Brian Lowry of Variety lauds the fact that the writers of “The Office” have kept the Jim/Pam dynamic from going stale.

Much of the credit goes to the writers and performers involved, and it’s a testament to their talents that Pam and Jim have recently enjoyed a relatively stable, even happy relationship — despite her impulsive decision to join boss Michael (Steve Carell) in his stand-alone business endeavor — without sending that key aspect of the show toppling into disarray.

In most instances — and “The Office” hasn’t been immune to this — taking the romantic plunge has subsequently required erecting some arbitrary impediment to again pull the same characters apart, usually with varying degrees of credibility. Mindful of the fact that happy couples are hardly the fixings for good drama (and can be equally challenging in comedy), writers thus find themselves dismantling romances that they have meticulously labored to inspire the audience to root for — as evidenced by the visceral thrill of the “Office” second-season finale, when Jim finally let Pam know how he felt about her.

Lowry mentions “Moonlighting” and “Cheers” as shows that suffered after the two leads finally got together, but doesn’t go into much detail about how “The Office” has been able to avoid the usually inevitable staleness.

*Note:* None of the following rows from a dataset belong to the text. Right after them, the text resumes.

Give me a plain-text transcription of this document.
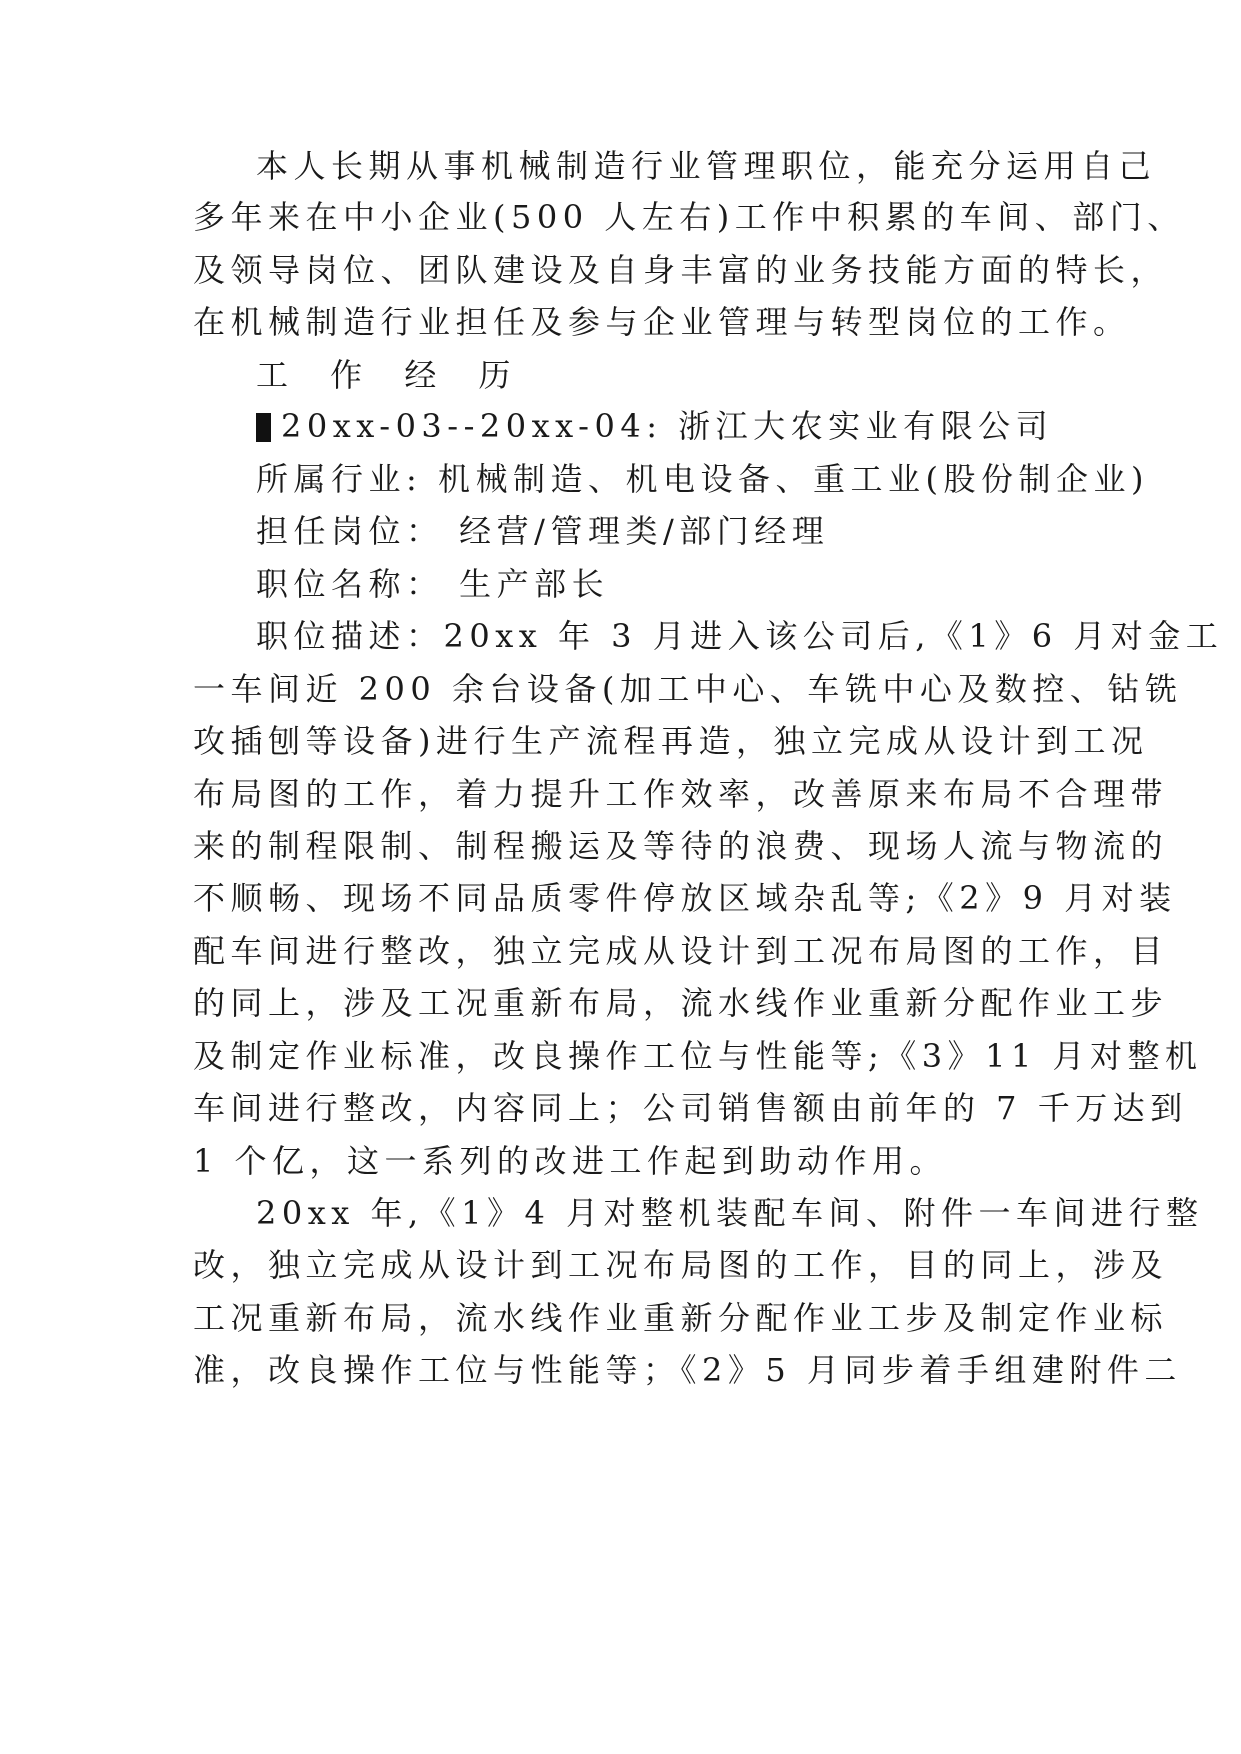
本人长期从事机械制造行业管理职位，能充分运用自己
多年来在中小企业(500 人左右)工作中积累的车间、部门、
及领导岗位、团队建设及自身丰富的业务技能方面的特长，
在机械制造行业担任及参与企业管理与转型岗位的工作。
工 作 经 历
20xx-03--20xx-04: 浙江大农实业有限公司
所属行业: 机械制造、机电设备、重工业(股份制企业)
担任岗位： 经营/管理类/部门经理
职位名称： 生产部长
职位描述：20xx 年 3 月进入该公司后,《1》6 月对金工
一车间近 200 余台设备(加工中心、车铣中心及数控、钻铣
攻插刨等设备)进行生产流程再造，独立完成从设计到工况
布局图的工作，着力提升工作效率，改善原来布局不合理带
来的制程限制、制程搬运及等待的浪费、现场人流与物流的
不顺畅、现场不同品质零件停放区域杂乱等;《2》9 月对装
配车间进行整改，独立完成从设计到工况布局图的工作，目
的同上，涉及工况重新布局，流水线作业重新分配作业工步
及制定作业标准，改良操作工位与性能等;《3》11 月对整机
车间进行整改，内容同上；公司销售额由前年的 7 千万达到
1 个亿，这一系列的改进工作起到助动作用。
20xx 年,《1》4 月对整机装配车间、附件一车间进行整
改，独立完成从设计到工况布局图的工作，目的同上，涉及
工况重新布局，流水线作业重新分配作业工步及制定作业标
准，改良操作工位与性能等；《2》5 月同步着手组建附件二
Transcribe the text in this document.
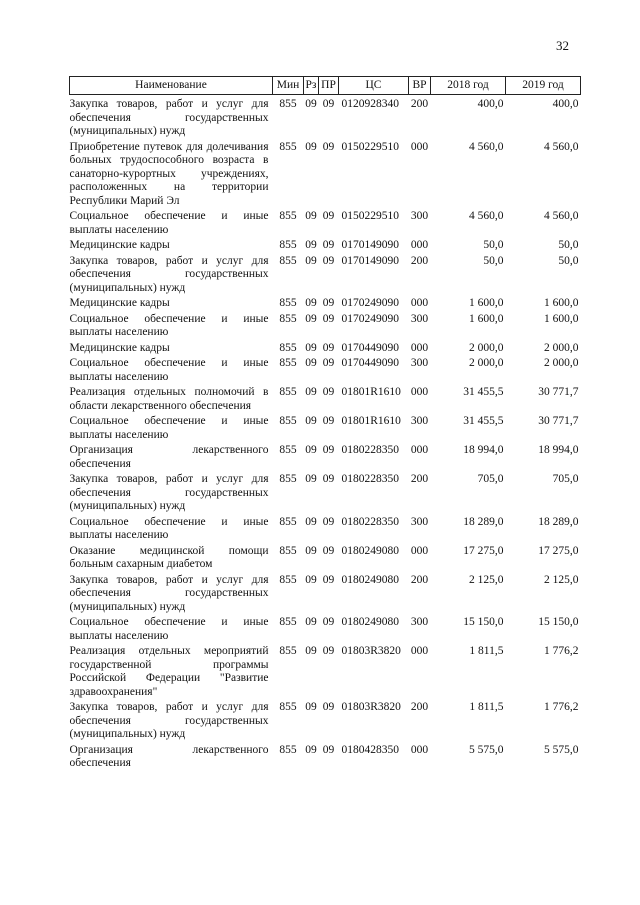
32
Наименование	Мин	Рз	ПР	ЦС	ВР	2018 год	2019 год
Закупка товаров, работ и услуг для обеспечения государственных (муниципальных) нужд	855	09	09	0120928340	200	400,0	400,0
Приобретение путевок для долечивания больных трудоспособного возраста в санаторно-курортных учреждениях, расположенных на территории Республики Марий Эл	855	09	09	0150229510	000	4 560,0	4 560,0
Социальное обеспечение и иные выплаты населению	855	09	09	0150229510	300	4 560,0	4 560,0
Медицинские кадры	855	09	09	0170149090	000	50,0	50,0
Закупка товаров, работ и услуг для обеспечения государственных (муниципальных) нужд	855	09	09	0170149090	200	50,0	50,0
Медицинские кадры	855	09	09	0170249090	000	1 600,0	1 600,0
Социальное обеспечение и иные выплаты населению	855	09	09	0170249090	300	1 600,0	1 600,0
Медицинские кадры	855	09	09	0170449090	000	2 000,0	2 000,0
Социальное обеспечение и иные выплаты населению	855	09	09	0170449090	300	2 000,0	2 000,0
Реализация отдельных полномочий в области лекарственного обеспечения	855	09	09	01801R1610	000	31 455,5	30 771,7
Социальное обеспечение и иные выплаты населению	855	09	09	01801R1610	300	31 455,5	30 771,7
Организация лекарственного обеспечения	855	09	09	0180228350	000	18 994,0	18 994,0
Закупка товаров, работ и услуг для обеспечения государственных (муниципальных) нужд	855	09	09	0180228350	200	705,0	705,0
Социальное обеспечение и иные выплаты населению	855	09	09	0180228350	300	18 289,0	18 289,0
Оказание медицинской помощи больным сахарным диабетом	855	09	09	0180249080	000	17 275,0	17 275,0
Закупка товаров, работ и услуг для обеспечения государственных (муниципальных) нужд	855	09	09	0180249080	200	2 125,0	2 125,0
Социальное обеспечение и иные выплаты населению	855	09	09	0180249080	300	15 150,0	15 150,0
Реализация отдельных мероприятий государственной программы Российской Федерации "Развитие здравоохранения"	855	09	09	01803R3820	000	1 811,5	1 776,2
Закупка товаров, работ и услуг для обеспечения государственных (муниципальных) нужд	855	09	09	01803R3820	200	1 811,5	1 776,2
Организация лекарственного обеспечения	855	09	09	0180428350	000	5 575,0	5 575,0
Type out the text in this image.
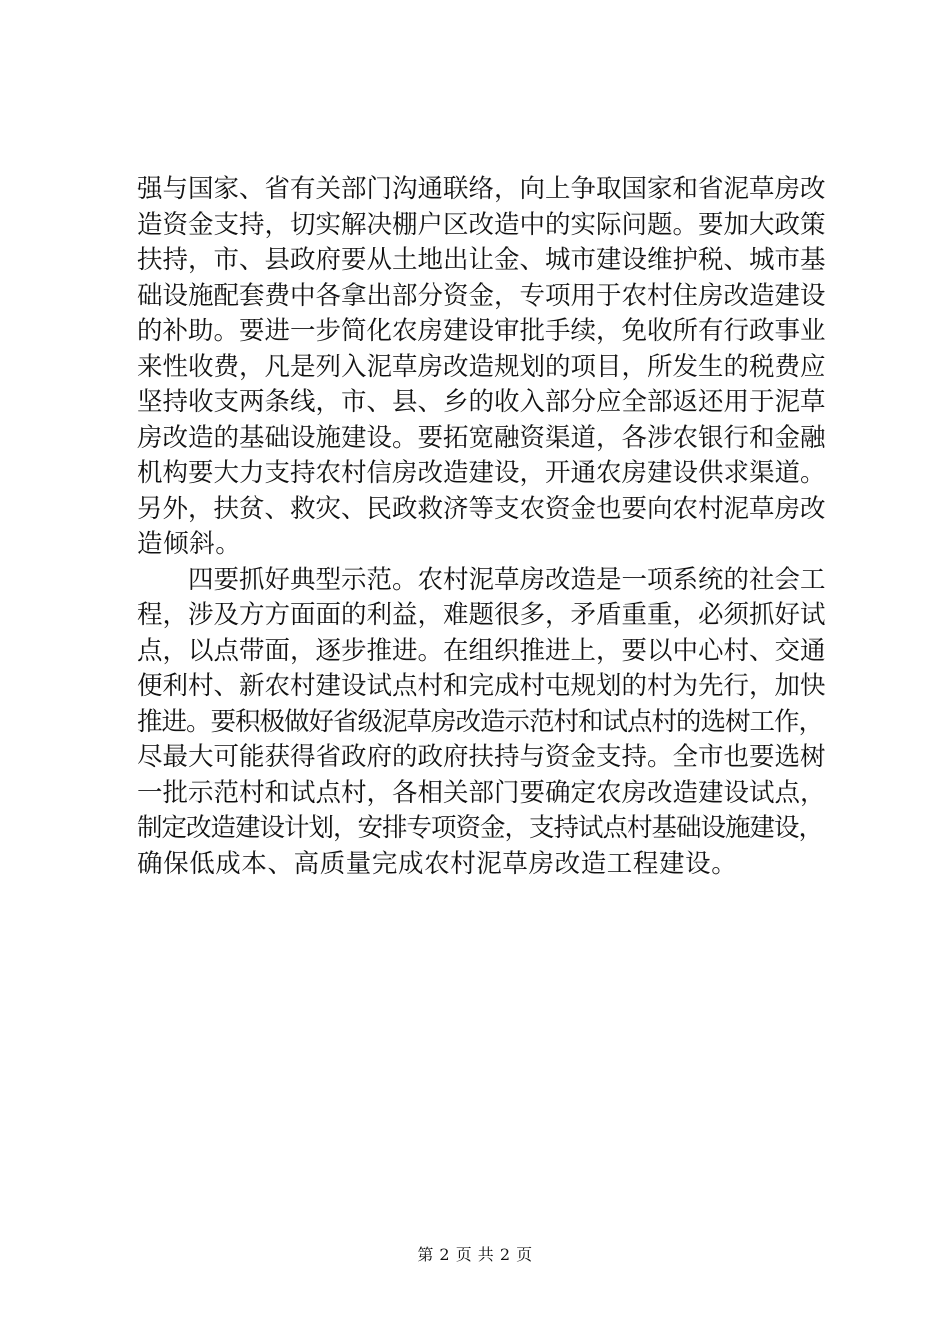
强与国家、省有关部门沟通联络，向上争取国家和省泥草房改
造资金支持，切实解决棚户区改造中的实际问题。要加大政策
扶持，市、县政府要从土地出让金、城市建设维护税、城市基
础设施配套费中各拿出部分资金，专项用于农村住房改造建设
的补助。要进一步简化农房建设审批手续，免收所有行政事业
来性收费，凡是列入泥草房改造规划的项目，所发生的税费应
坚持收支两条线，市、县、乡的收入部分应全部返还用于泥草
房改造的基础设施建设。要拓宽融资渠道，各涉农银行和金融
机构要大力支持农村信房改造建设，开通农房建设供求渠道。
另外，扶贫、救灾、民政救济等支农资金也要向农村泥草房改
造倾斜。
四要抓好典型示范。农村泥草房改造是一项系统的社会工
程，涉及方方面面的利益，难题很多，矛盾重重，必须抓好试
点，以点带面，逐步推进。在组织推进上，要以中心村、交通
便利村、新农村建设试点村和完成村屯规划的村为先行，加快
推进。要积极做好省级泥草房改造示范村和试点村的选树工作，
尽最大可能获得省政府的政府扶持与资金支持。全市也要选树
一批示范村和试点村，各相关部门要确定农房改造建设试点，
制定改造建设计划，安排专项资金，支持试点村基础设施建设，
确保低成本、高质量完成农村泥草房改造工程建设。
第 2 页 共 2 页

To me, “The Office” is much more than Jim and Pam. I don’t know that you can say the same thing about “Cheers” (Sam/Diane) and certainly not “Moonlighting” (David/Maddie). “Cheers” featured a strong supporting cast, but Sam and Diane were still the central figures. On “The Office,” one could argue that Michael Scott is the main lead. Jim and Pam are up there, but the whole show doesn’t revolve around them. Once they got together, the writers deftly transitioned the more romantic storylines over to Michael, who continues to struggle to find companionship in his life. By doing this, the writers are able to check back with Jim and Pam from time to time and highlight the best (and funniest) things about being in a secure, committed relationship, while continuing to mine Michael’s love life — as well as the whole Dwight-Angela-Andy love triangle — for consistent laughs.

The bottom line is that, at heart, “The Office” is an ensemble comedy, and by spreading around the wealth, the writers can spread around the risk. If handled correctly, this characteristic can make a show “jump the shark”-proof (or at least “jump the shark”-resistant), which is one reason “The Office” has been so strong for so long.